Researchers at the University of Washington have found an alarming number of errors in the publicly available genomic data as they held a large-scale analysis of protein sequences.
The work, published in the journal Frontiers in Microbiology, The most cited journal Microbiology in the world, could have important implications for the future of genome research.
An interdisciplinary team of scientists initially set out to find evidence of a minimum set of proteins, which needs Proteobacteria survival. Their data set consisted of almost nine million protein sequences grouped by similarity to more than 2,300 bacterial genomes.
Genome complete set of genes in a cell or organism, and genes provide instructions for making proteins, which make up all organisms.
As they were looking through a massive set of data for four specific proteins are considered part of the minimum genome for Proteobacteria, they found that only one of the four proteins, they were looking for were separated all the bacteria. They also found a large number of errors in the publicly available data.
"We found that for each of the proteins have been mistakes in the annotation of genes, resulting in the reduced or lack of consistency," said Shira Broschat, a professor in the School of Electrical and Computer Engineering.
Huge on & # 39; the amount of data created by the sequencing of the next generation of technologies make the type of error annotations WSU team found particularly problematic, says Svetlana Lockwood, lead author on the paper and a Ph.D. a graduate of Computer Science from WSU.
"One annotation error can spread rapidly, because scientists are building on the previous annotations when they consistently new gene," she said.
While it took 13 years and 2.7 billion to $ sequencing of the human genome within the human genome project in 2003 that the same work can now be done in one hour is less than $ 1,500.
"Over the past two years alone, the researchers sequenced the more than twice the number of bacterial genomes, as they did twenty years before," said Broschat.
Despite the fact that this is not the first to note the presence document annotation errors, worklists WSU team and explains the different types of annotation errors, which are now found in the genomic sequencing data.
"With the scale of incorrect summary, we found the researchers need to reconsider the reliability of public genome database for large data applications," said Broschat.
According to Kelly Brayton, professor of the department of veterinary microbiology and pathology, caused by human error and technological factors. Errors often occur due to imperfect technology of DNA sequencing, which provides information about the basic pairs of DNA segments. They may also occur due to confusion and lack of knowledge about proteins as well.
The team used the software embedded and high-performance computing clusters on the PNNL campus to work on its own set of data, the largest of its kind analyzed to date. Data were collected from a database provided by the National Center for Biotechnology Information, part of the US National Library of Medicine, the world's largest medical library, and work was funded by the National Science Foundation.
Broschat and Brighton are now working on a tool to find errors in the annotation of biological data sets, which would be very useful for those who work in the field of life sciences.

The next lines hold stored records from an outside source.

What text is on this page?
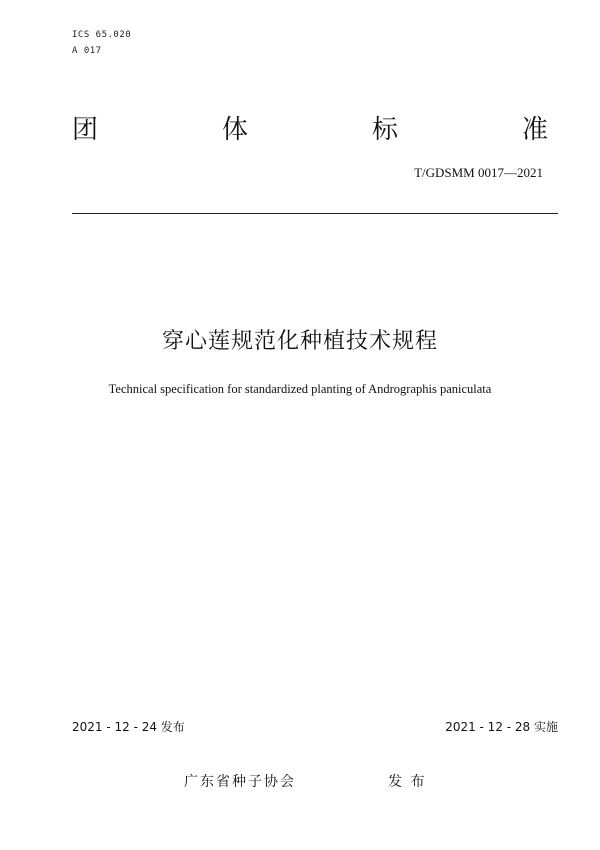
ICS 65.020
A 017
团	体	标	准
T/GDSMM 0017—2021
穿心莲规范化种植技术规程
Technical specification for standardized planting of Andrographis paniculata
2021 - 12 - 24 发布	2021 - 12 - 28 实施
广东省种子协会	发 布
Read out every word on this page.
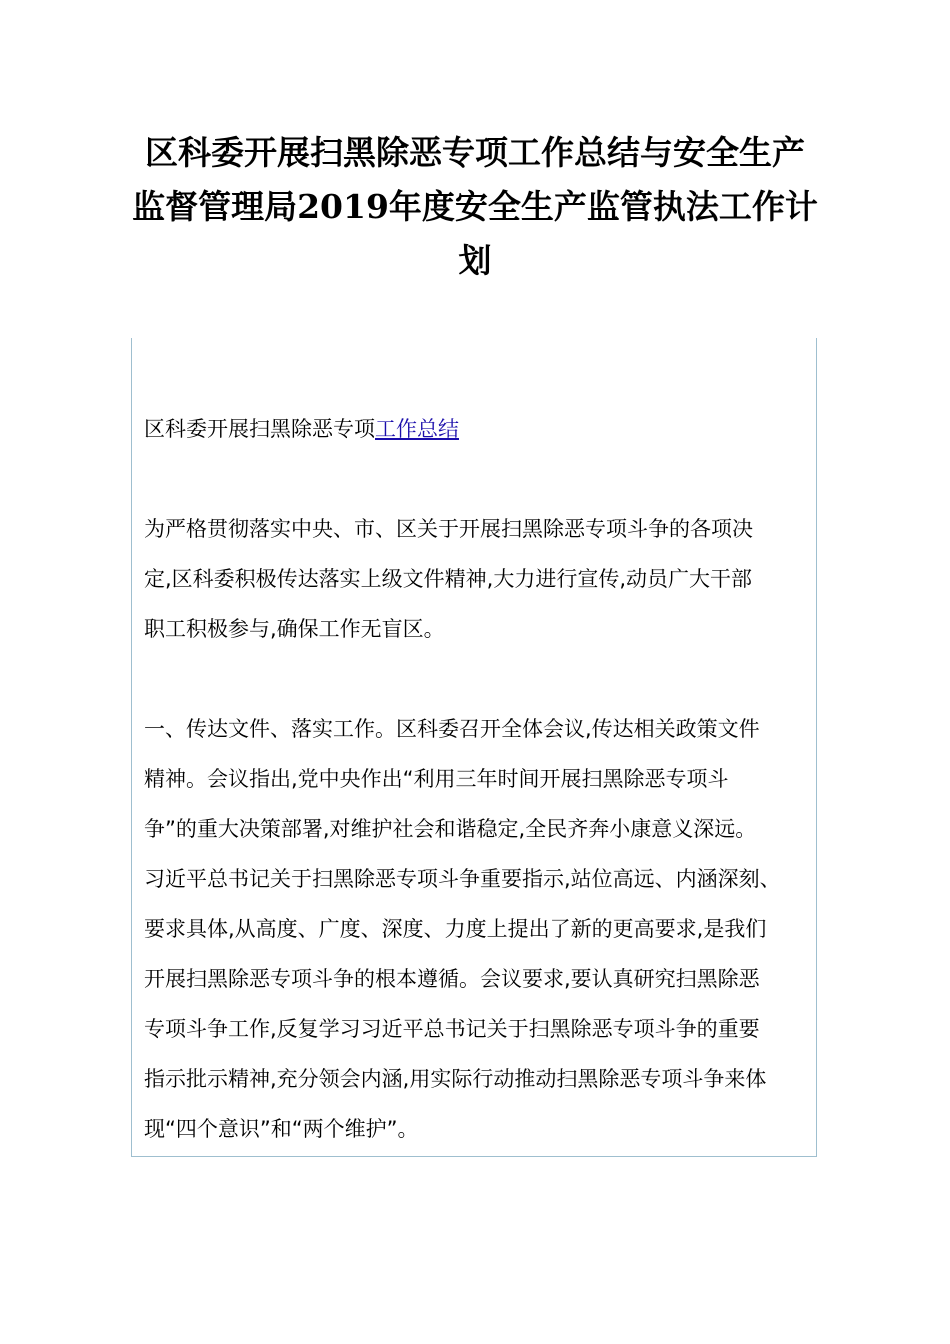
区科委开展扫黑除恶专项工作总结与安全生产
监督管理局2019年度安全生产监管执法工作计
划

区科委开展扫黑除恶专项工作总结

为严格贯彻落实中央、市、区关于开展扫黑除恶专项斗争的各项决

定,区科委积极传达落实上级文件精神,大力进行宣传,动员广大干部

职工积极参与,确保工作无盲区。

一、传达文件、落实工作。区科委召开全体会议,传达相关政策文件

精神。会议指出,党中央作出“利用三年时间开展扫黑除恶专项斗

争”的重大决策部署,对维护社会和谐稳定,全民齐奔小康意义深远。

习近平总书记关于扫黑除恶专项斗争重要指示,站位高远、内涵深刻、

要求具体,从高度、广度、深度、力度上提出了新的更高要求,是我们

开展扫黑除恶专项斗争的根本遵循。会议要求,要认真研究扫黑除恶

专项斗争工作,反复学习习近平总书记关于扫黑除恶专项斗争的重要

指示批示精神,充分领会内涵,用实际行动推动扫黑除恶专项斗争来体

现“四个意识”和“两个维护”。
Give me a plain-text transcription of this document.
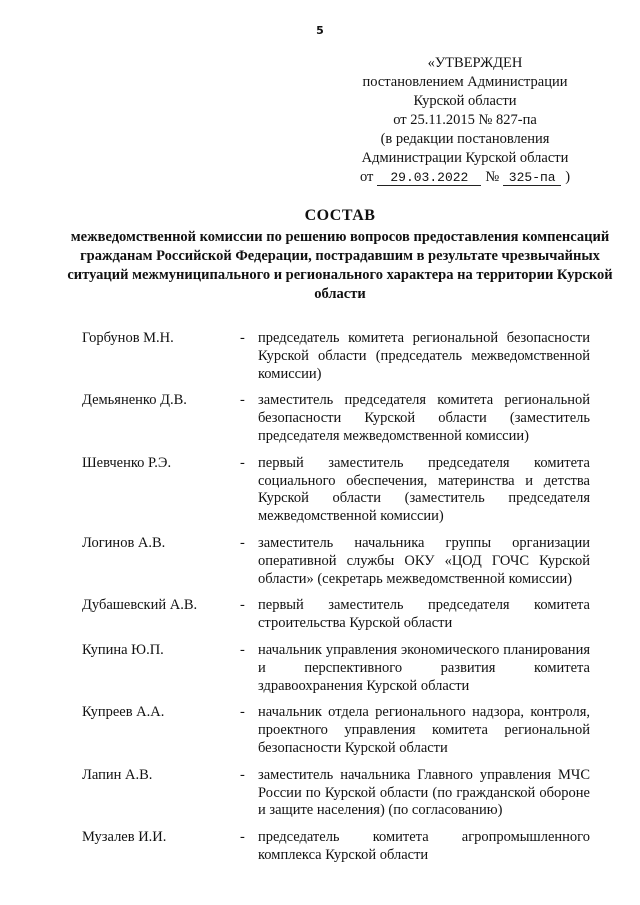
5
«УТВЕРЖДЕН
постановлением Администрации
Курской области
от 25.11.2015 № 827-па
(в редакции постановления
Администрации Курской области
от	29.03.2022	№ 325-па )
СОСТАВ
межведомственной комиссии по решению вопросов предоставления компенсаций гражданам Российской Федерации, пострадавшим в результате чрезвычайных ситуаций межмуниципального и регионального характера на территории Курской области
Горбунов М.Н.	- председатель комитета региональной безопасности Курской области (председатель межведомственной комиссии)
Демьяненко Д.В.	- заместитель председателя комитета региональной безопасности Курской области (заместитель председателя межведомственной комиссии)
Шевченко Р.Э.	- первый заместитель председателя комитета социального обеспечения, материнства и детства Курской области (заместитель председателя межведомственной комиссии)
Логинов А.В.	- заместитель начальника группы организации оперативной службы ОКУ «ЦОД ГОЧС Курской области» (секретарь межведомственной комиссии)
Дубашевский А.В.	- первый заместитель председателя комитета строительства Курской области
Купина Ю.П.	- начальник управления экономического планирования и перспективного развития комитета здравоохранения Курской области
Купреев А.А.	- начальник отдела регионального надзора, контроля, проектного управления комитета региональной безопасности Курской области
Лапин А.В.	- заместитель начальника Главного управления МЧС России по Курской области (по гражданской обороне и защите населения) (по согласованию)
Музалев И.И.	- председатель комитета агропромышленного комплекса Курской области
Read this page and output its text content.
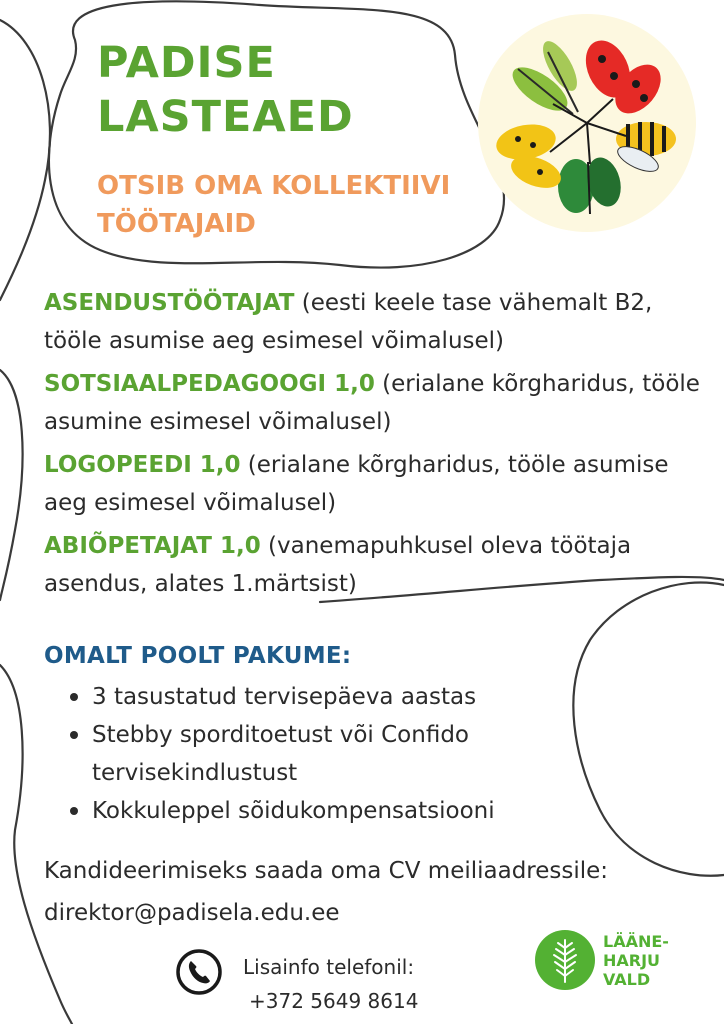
PADISE
LASTEAED
OTSIB OMA KOLLEKTIIVI
TÖÖTAJAID

ASENDUSTÖÖTAJAT (eesti keele tase vähemalt B2, tööle asumise aeg esimesel võimalusel)

SOTSIAALPEDAGOOGI 1,0 (erialane kõrgharidus, tööle asumine esimesel võimalusel)

LOGOPEEDI 1,0 (erialane kõrgharidus, tööle asumise aeg esimesel võimalusel)

ABIÕPETAJAT 1,0 (vanemapuhkusel oleva töötaja asendus, alates 1.märtsist)

OMALT POOLT PAKUME:
3 tasustatud tervisepäeva aastas
Stebby sporditoetust või Confido tervisekindlustust
Kokkuleppel sõidukompensatsiooni

Kandideerimiseks saada oma CV meiliaadressile:
direktor@padisela.edu.ee

Lisainfo telefonil:
+372 5649 8614
LÄÄNE-
HARJU
VALD
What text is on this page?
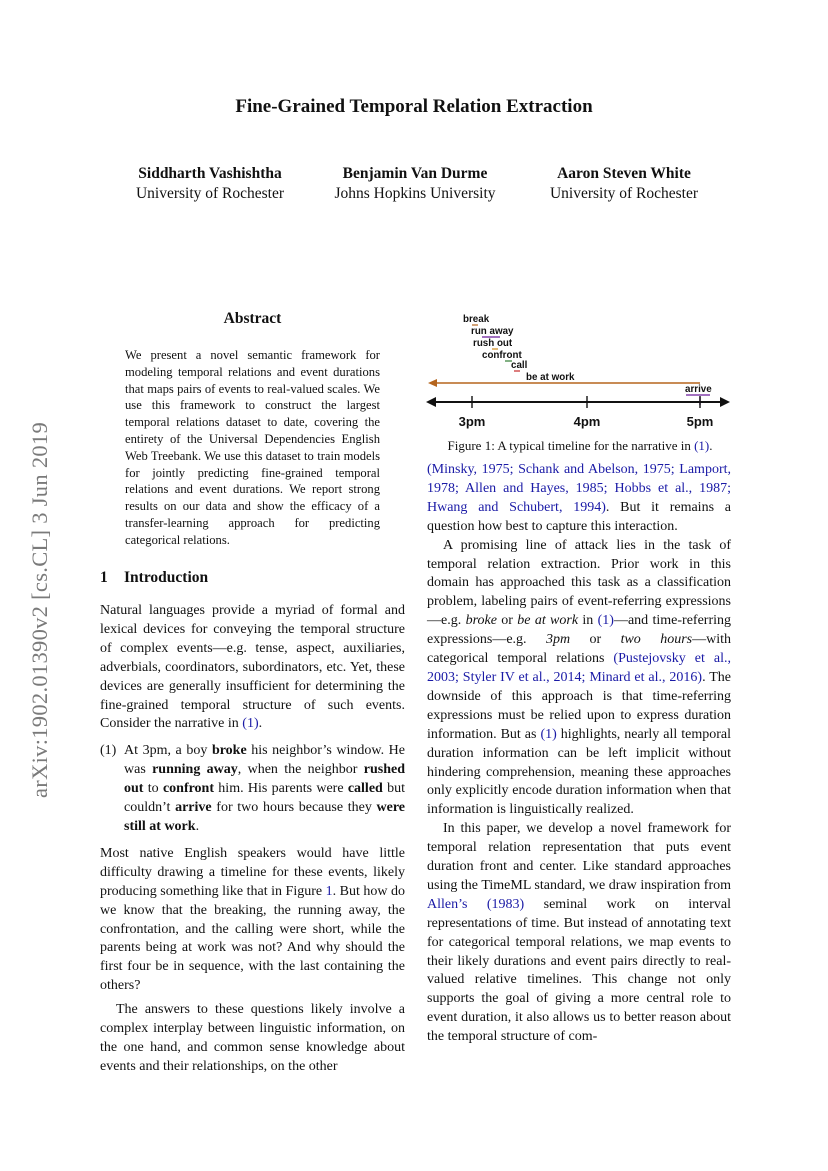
arXiv:1902.01390v2 [cs.CL] 3 Jun 2019
Fine-Grained Temporal Relation Extraction
Siddharth Vashishtha
University of Rochester
Benjamin Van Durme
Johns Hopkins University
Aaron Steven White
University of Rochester
Abstract
We present a novel semantic framework for modeling temporal relations and event durations that maps pairs of events to real-valued scales. We use this framework to construct the largest temporal relations dataset to date, covering the entirety of the Universal Dependencies English Web Treebank. We use this dataset to train models for jointly predicting fine-grained temporal relations and event durations. We report strong results on our data and show the efficacy of a transfer-learning approach for predicting categorical relations.
1 Introduction

Natural languages provide a myriad of formal and lexical devices for conveying the temporal structure of complex events—e.g. tense, aspect, auxiliaries, adverbials, coordinators, subordinators, etc. Yet, these devices are generally insufficient for determining the fine-grained temporal structure of such events. Consider the narrative in (1).

(1) At 3pm, a boy broke his neighbor’s window. He was running away, when the neighbor rushed out to confront him. His parents were called but couldn’t arrive for two hours because they were still at work.

Most native English speakers would have little difficulty drawing a timeline for these events, likely producing something like that in Figure 1. But how do we know that the breaking, the running away, the confrontation, and the calling were short, while the parents being at work was not? And why should the first four be in sequence, with the last containing the others?

The answers to these questions likely involve a complex interplay between linguistic information, on the one hand, and common sense knowledge about events and their relationships, on the other

break
run away
rush out
confront
call
be at work
arrive
3pm	4pm	5pm
Figure 1: A typical timeline for the narrative in (1).

(Minsky, 1975; Schank and Abelson, 1975; Lamport, 1978; Allen and Hayes, 1985; Hobbs et al., 1987; Hwang and Schubert, 1994). But it remains a question how best to capture this interaction.

A promising line of attack lies in the task of temporal relation extraction. Prior work in this domain has approached this task as a classification problem, labeling pairs of event-referring expressions—e.g. broke or be at work in (1)—and time-referring expressions—e.g. 3pm or two hours—with categorical temporal relations (Pustejovsky et al., 2003; Styler IV et al., 2014; Minard et al., 2016). The downside of this approach is that time-referring expressions must be relied upon to express duration information. But as (1) highlights, nearly all temporal duration information can be left implicit without hindering comprehension, meaning these approaches only explicitly encode duration information when that information is linguistically realized.

In this paper, we develop a novel framework for temporal relation representation that puts event duration front and center. Like standard approaches using the TimeML standard, we draw inspiration from Allen’s (1983) seminal work on interval representations of time. But instead of annotating text for categorical temporal relations, we map events to their likely durations and event pairs directly to real-valued relative timelines. This change not only supports the goal of giving a more central role to event duration, it also allows us to better reason about the temporal structure of com-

Universal basis of & # 39; unification of genome annotation and higher education
Svetlana Lockwood and others Total Proteus 2307 clustering Proteobacterial genomes disclose conserved proteins and mean Annotations, Frontiers in Microbiology (2019). DOI: 10,3389 / fmicb.2019.00383
Against the background of the explosion of genomic data, scientists are proliferating error (2019 April 30)
received April 30, 2019
This document & # 39 is on & # 39; subject to copyright. Except in the case of fair use for the purpose of private study or research, NO
part may be reproduced without written permission. Contents provided for informational purposes only.